Laval, April 1, 2022 — Teamsters Canada Rail Conference lost 3 brothers, Dylan Paradis, Andrew Dockrell and Daniel Waldenberger-Bulmer in the February 4, 2019, Field Hill derailment, in British Columbia. This disaster has drastically changed the lives of the families, friends and co-workers along with our organization forever.
These members of the Teamsters Canada Rail Conference perished when a loaded grain train ran uncontrolled down a mountain grade and derailed, after its air brake system failed.
While we cannot bring our brothers back, we will continue to take all necessary steps to protect lives and mitigate the risks that rail transportation poses to all of our members and the general public.

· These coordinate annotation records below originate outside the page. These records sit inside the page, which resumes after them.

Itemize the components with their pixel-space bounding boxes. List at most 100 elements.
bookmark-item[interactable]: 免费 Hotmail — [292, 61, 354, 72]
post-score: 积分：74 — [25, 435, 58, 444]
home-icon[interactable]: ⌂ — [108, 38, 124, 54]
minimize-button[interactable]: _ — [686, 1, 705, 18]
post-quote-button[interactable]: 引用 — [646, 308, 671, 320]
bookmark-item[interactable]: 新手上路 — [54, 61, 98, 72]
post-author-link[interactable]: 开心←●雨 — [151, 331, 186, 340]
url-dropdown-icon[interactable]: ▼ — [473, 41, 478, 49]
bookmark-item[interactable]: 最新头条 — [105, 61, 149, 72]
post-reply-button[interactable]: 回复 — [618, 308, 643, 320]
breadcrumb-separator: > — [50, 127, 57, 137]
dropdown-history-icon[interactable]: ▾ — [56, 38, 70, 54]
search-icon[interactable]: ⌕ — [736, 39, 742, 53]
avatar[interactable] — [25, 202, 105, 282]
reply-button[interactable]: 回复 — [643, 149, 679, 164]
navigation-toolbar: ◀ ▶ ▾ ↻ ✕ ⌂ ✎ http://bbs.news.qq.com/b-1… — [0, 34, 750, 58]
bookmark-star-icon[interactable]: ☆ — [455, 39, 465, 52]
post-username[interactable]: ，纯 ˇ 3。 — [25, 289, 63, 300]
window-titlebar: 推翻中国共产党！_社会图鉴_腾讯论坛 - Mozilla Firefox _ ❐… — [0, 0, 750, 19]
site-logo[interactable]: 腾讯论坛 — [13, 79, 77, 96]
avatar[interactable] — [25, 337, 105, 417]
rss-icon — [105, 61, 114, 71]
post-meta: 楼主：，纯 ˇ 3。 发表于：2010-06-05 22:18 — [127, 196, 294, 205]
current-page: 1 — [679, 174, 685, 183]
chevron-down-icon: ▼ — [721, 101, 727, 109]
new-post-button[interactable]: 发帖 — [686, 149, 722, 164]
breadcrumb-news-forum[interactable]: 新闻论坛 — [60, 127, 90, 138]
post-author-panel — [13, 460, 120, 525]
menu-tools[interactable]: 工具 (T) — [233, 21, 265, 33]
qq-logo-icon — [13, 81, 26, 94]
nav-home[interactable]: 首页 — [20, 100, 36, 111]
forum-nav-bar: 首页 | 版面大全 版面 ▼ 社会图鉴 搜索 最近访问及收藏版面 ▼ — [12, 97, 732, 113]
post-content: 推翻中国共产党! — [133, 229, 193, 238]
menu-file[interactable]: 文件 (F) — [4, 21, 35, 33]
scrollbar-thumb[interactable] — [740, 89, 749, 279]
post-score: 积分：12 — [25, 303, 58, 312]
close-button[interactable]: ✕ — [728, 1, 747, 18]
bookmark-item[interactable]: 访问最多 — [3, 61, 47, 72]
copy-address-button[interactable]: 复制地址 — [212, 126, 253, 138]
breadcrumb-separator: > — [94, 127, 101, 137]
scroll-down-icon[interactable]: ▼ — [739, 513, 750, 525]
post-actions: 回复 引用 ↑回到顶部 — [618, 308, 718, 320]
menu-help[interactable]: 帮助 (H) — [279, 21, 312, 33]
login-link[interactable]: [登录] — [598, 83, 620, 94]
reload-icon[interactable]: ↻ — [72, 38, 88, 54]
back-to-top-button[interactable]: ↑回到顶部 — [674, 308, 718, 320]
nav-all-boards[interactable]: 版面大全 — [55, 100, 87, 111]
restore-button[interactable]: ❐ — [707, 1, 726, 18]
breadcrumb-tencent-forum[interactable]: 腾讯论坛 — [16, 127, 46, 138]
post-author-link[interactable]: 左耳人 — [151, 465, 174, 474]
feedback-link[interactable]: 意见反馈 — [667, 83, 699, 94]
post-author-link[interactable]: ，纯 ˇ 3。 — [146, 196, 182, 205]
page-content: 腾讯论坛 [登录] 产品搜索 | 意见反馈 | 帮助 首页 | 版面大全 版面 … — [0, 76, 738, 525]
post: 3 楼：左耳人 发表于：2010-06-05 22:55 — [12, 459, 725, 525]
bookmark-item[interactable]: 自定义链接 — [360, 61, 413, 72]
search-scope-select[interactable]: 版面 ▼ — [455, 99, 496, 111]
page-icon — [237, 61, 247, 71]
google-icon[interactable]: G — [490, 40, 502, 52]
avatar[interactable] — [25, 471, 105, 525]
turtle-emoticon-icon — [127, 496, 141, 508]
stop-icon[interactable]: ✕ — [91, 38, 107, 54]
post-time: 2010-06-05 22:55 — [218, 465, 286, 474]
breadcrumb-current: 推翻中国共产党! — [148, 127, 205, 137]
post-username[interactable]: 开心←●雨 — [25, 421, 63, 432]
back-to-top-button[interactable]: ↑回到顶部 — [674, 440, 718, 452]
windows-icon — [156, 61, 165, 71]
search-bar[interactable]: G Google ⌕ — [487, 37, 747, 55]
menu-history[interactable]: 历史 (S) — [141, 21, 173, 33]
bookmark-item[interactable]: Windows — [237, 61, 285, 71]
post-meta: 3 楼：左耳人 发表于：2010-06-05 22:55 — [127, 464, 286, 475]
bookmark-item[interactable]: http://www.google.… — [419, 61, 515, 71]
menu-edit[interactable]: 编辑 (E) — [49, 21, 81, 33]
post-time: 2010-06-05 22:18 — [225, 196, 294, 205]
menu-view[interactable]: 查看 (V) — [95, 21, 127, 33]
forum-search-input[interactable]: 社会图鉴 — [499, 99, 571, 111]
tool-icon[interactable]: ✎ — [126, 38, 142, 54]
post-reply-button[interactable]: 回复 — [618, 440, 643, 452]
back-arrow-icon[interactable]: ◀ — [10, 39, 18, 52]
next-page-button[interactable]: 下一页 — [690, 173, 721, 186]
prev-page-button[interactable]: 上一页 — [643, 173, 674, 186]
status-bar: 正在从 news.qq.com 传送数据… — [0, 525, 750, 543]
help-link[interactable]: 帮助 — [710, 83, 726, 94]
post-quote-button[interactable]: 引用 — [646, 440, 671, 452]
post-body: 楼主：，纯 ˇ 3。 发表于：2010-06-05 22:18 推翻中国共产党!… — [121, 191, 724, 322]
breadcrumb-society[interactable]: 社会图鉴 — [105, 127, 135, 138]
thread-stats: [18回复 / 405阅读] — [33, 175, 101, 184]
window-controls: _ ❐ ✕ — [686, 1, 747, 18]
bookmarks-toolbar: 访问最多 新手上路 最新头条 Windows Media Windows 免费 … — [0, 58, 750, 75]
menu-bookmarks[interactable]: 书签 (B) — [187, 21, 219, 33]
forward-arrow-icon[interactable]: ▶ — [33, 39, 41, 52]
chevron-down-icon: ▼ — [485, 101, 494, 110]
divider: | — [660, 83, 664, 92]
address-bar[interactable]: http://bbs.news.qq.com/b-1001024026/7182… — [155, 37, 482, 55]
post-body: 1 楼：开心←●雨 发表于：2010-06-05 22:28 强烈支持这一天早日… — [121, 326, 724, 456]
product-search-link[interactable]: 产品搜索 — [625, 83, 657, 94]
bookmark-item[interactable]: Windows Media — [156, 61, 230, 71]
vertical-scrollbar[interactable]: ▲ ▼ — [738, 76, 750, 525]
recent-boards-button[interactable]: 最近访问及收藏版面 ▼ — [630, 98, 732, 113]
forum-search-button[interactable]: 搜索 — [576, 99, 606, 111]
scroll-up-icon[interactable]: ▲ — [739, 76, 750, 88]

After our initial review of the Rail Transportation Safety investigation of the Field Hill derailment released yesterday, we are satisfied that the TSB conducted a thorough review of the background, circumstances and causes of this tragedy. We commend the TSB for identifying all the issues and shortfalls, we thought that the following points should be reiterated:
Canadian Pacific did not consider that the trend in safety hazard reports represented a “safety concern” per the SMS Regulations and it did not take sufficient action to address the underlying causes of ineffective braking of unit grain trains descending Field Hill in extreme cold temperatures;
If a railway company’s SMS is not supported by a positive safety culture, its effectiveness at identifying and mitigating hazards is reduced, increasing the risk of accidents;
Based on post-occurrence
testing, it is likely that about 52 of the 112 cars on the occurrence
train had reduced air brake effectiveness during the initial descent of
Field Hill, and consequently an emergency brake application was
The trainmaster’s training and experience did not adequately prepare him to evaluate abnormal circumstances in the complex operating environment of Field Hill;
After the job briefing, during which there was no discussion of the critical factors such as ambient temperature, brake system performance, and the significance of the applied airflow events that might have prompted the application of hand brakes, the trainmaster decided that setting retainers was sufficient after this first emergency stop.
We trust that the TSB recommendations
will be adopted in order to mitigate the chances of such disaster
occurring again. This report confirms our belief that this tragedy, and
the resulting loss of life was needless and preventable.
We will reserve any further comments until the ongoing RCMP investigation is complete.